A Stirling engine is a heat engine operating by cyclic compression and expansion of air or other gas, the working fluid, at different temperature levels such that there is a net conversion of heat energy to mechanical work.
Like the steam engine, the Stirling engine is traditionally classified as an external combustion engine, as all heat transfers to and from the working fluid take place through the engine wall. This contrasts with an internal combustion engine where heat input is by combustion of a fuel within the body of the working fluid. Unlike a steam engine’s (or more generally a Rankine cycle engine’s) usage of a working fluid in both its liquid and gaseous phases, the Stirling engine encloses a fixed quantity of permanently gaseous fluid such as air.
Typical of heat engines, the general cycle consists of compressing cool gas, heating the gas, expanding the hot gas, and finally cooling the gas before repeating the cycle.

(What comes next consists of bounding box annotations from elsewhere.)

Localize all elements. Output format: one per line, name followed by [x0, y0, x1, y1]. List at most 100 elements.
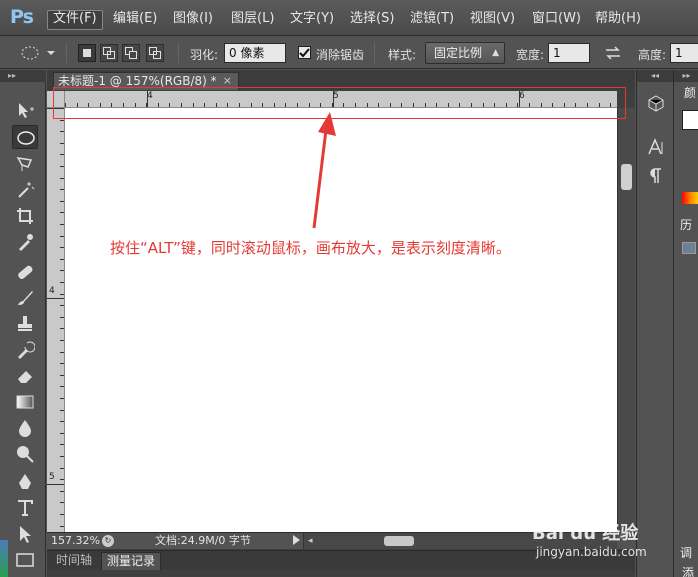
antialias-label: 消除锯齿: [316, 48, 365, 62]
collapsed-panels-strip: ◂◂: [636, 70, 673, 577]
ruler-tick: [60, 247, 64, 248]
stamp-icon: [18, 316, 32, 331]
color-spectrum[interactable]: [682, 192, 698, 204]
type-tool[interactable]: [12, 496, 38, 520]
tab-measurement-log[interactable]: 测量记录: [101, 552, 162, 570]
menu-bar: Ps 文件(F) 编辑(E) 图像(I) 图层(L) 文字(Y) 选择(S) 滤…: [0, 0, 698, 36]
path-selection-icon: [20, 526, 31, 543]
ruler-tick: [60, 514, 64, 515]
subtract-selection-button[interactable]: [122, 44, 140, 62]
ruler-tick: [60, 236, 64, 237]
color-panel-tab[interactable]: 颜: [684, 84, 696, 101]
history-panel-tab[interactable]: 历: [680, 216, 692, 233]
elliptical-marquee-icon: [17, 131, 35, 145]
type-icon: [18, 500, 33, 516]
move-icon: [19, 103, 34, 118]
rectangle-icon: [16, 553, 34, 567]
vertical-scroll-thumb[interactable]: [621, 164, 632, 190]
ruler-tick: [60, 456, 64, 457]
watermark-brand: Bai du 经验: [532, 523, 639, 544]
ruler-tick: [60, 178, 64, 179]
ruler-tick: [60, 189, 64, 190]
menu-select[interactable]: 选择(S): [345, 10, 399, 30]
history-snapshot-thumb[interactable]: [682, 242, 696, 254]
ruler-tick: [60, 398, 64, 399]
menu-layer[interactable]: 图层(L): [226, 10, 279, 30]
ruler-tick: [60, 468, 64, 469]
gradient-icon: [16, 395, 34, 409]
dodge-icon: [17, 446, 34, 463]
ruler-tick: [60, 375, 64, 376]
pen-tool[interactable]: [12, 470, 38, 494]
add-selection-button[interactable]: [100, 44, 118, 62]
path-selection-tool[interactable]: [12, 522, 38, 546]
ruler-tick: [60, 294, 64, 295]
height-input[interactable]: 1: [670, 43, 698, 63]
swap-arrows-icon[interactable]: [604, 45, 622, 61]
vertical-ruler[interactable]: 3 4 5: [47, 108, 65, 533]
eraser-icon: [18, 371, 32, 383]
clone-stamp-tool[interactable]: [12, 312, 38, 336]
blur-tool[interactable]: [12, 416, 38, 440]
menu-file[interactable]: 文件(F): [47, 10, 103, 30]
menu-image[interactable]: 图像(I): [168, 10, 218, 30]
status-menu-arrow-icon[interactable]: [293, 535, 300, 545]
vruler-label-4: 4: [49, 286, 55, 296]
eraser-tool[interactable]: [12, 364, 38, 388]
menu-help[interactable]: 帮助(H): [590, 10, 646, 30]
dodge-tool[interactable]: [12, 442, 38, 466]
baidu-watermark: Bai du 经验 jingyan.baidu.com: [532, 519, 647, 559]
status-share-icon[interactable]: ↻: [102, 535, 114, 547]
horizontal-scroll-thumb[interactable]: [384, 536, 414, 546]
zoom-level[interactable]: 157.32%: [51, 533, 100, 549]
antialias-checkbox[interactable]: [298, 46, 311, 59]
document-info: 文档:24.9M/0 字节: [155, 534, 251, 547]
checkmark-icon: [299, 48, 310, 58]
character-panel-icon[interactable]: [647, 138, 665, 156]
ruler-tick: [60, 352, 64, 353]
brush-tool[interactable]: [12, 286, 38, 310]
magic-wand-tool[interactable]: [12, 178, 38, 202]
history-brush-tool[interactable]: [12, 338, 38, 362]
ruler-major-tick: [47, 484, 64, 485]
style-select[interactable]: 固定比例 ▲: [425, 42, 505, 64]
ruler-tick: [60, 317, 64, 318]
ruler-tick: [60, 305, 64, 306]
ruler-tick: [60, 212, 64, 213]
vruler-label-5: 5: [49, 472, 55, 482]
panel-collapse-icon[interactable]: ▸▸: [0, 70, 46, 82]
foreground-color-swatch[interactable]: [682, 110, 698, 130]
menu-view[interactable]: 视图(V): [465, 10, 520, 30]
menu-window[interactable]: 窗口(W): [527, 10, 586, 30]
panel-collapse-icon[interactable]: ◂◂: [637, 70, 673, 82]
elliptical-marquee-preset-icon[interactable]: [20, 45, 60, 61]
eyedropper-tool[interactable]: [12, 230, 38, 254]
photoshop-logo: Ps: [10, 6, 34, 28]
rectangle-tool[interactable]: [12, 548, 38, 572]
crop-tool[interactable]: [12, 204, 38, 228]
right-panels: ▸▸ 颜 历 调 添: [673, 70, 698, 577]
eyedropper-icon: [19, 234, 33, 251]
healing-brush-tool[interactable]: [12, 260, 38, 284]
width-input[interactable]: 1: [548, 43, 590, 63]
ruler-tick: [60, 433, 64, 434]
gradient-tool[interactable]: [12, 390, 38, 414]
vertical-scrollbar[interactable]: [617, 108, 635, 532]
tab-timeline[interactable]: 时间轴: [51, 552, 97, 570]
menu-filter[interactable]: 滤镜(T): [405, 10, 459, 30]
new-selection-button[interactable]: [78, 44, 96, 62]
scroll-left-icon[interactable]: ◂: [308, 533, 313, 549]
adjustments-panel-tab[interactable]: 调: [680, 544, 692, 561]
move-tool[interactable]: [12, 98, 38, 122]
menu-type[interactable]: 文字(Y): [285, 10, 339, 30]
feather-input[interactable]: 0 像素: [224, 43, 286, 63]
options-bar: 羽化: 0 像素 消除锯齿 样式: 固定比例 ▲ 宽度: 1 高度: 1: [0, 37, 698, 69]
width-label: 宽度:: [516, 48, 545, 62]
lasso-tool[interactable]: [12, 152, 38, 176]
paragraph-icon[interactable]: [647, 166, 665, 184]
3d-cube-icon[interactable]: [647, 94, 665, 112]
panel-expand-icon[interactable]: ▸▸: [674, 70, 698, 82]
intersect-selection-button[interactable]: [146, 44, 164, 62]
menu-edit[interactable]: 编辑(E): [108, 10, 162, 30]
elliptical-marquee-tool[interactable]: [12, 125, 38, 149]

The efficiency of the process is narrowly restricted by the efficiency of the Carnot cycle, which depends on the temperature difference between the hot and cold reservoir.
Originally conceived in 1816 as an industrial prime mover to rival the steam engine, its practical use was largely confined to low-power domestic applications for over a century. The Stirling engine is noted for its high efficiency compared to steam engines, quiet operation, and the ease with which it can use almost any heat source. This compatibility with alternative and renewable energy sources has become increasingly significant as the price of conventional fuels rises, and also in light of concerns such as peak oil and climate change.
This engine is currently exciting interest as the core component of micro combined heat and power (CHP) units, in which it is more efficient and safer than a comparable steam engine.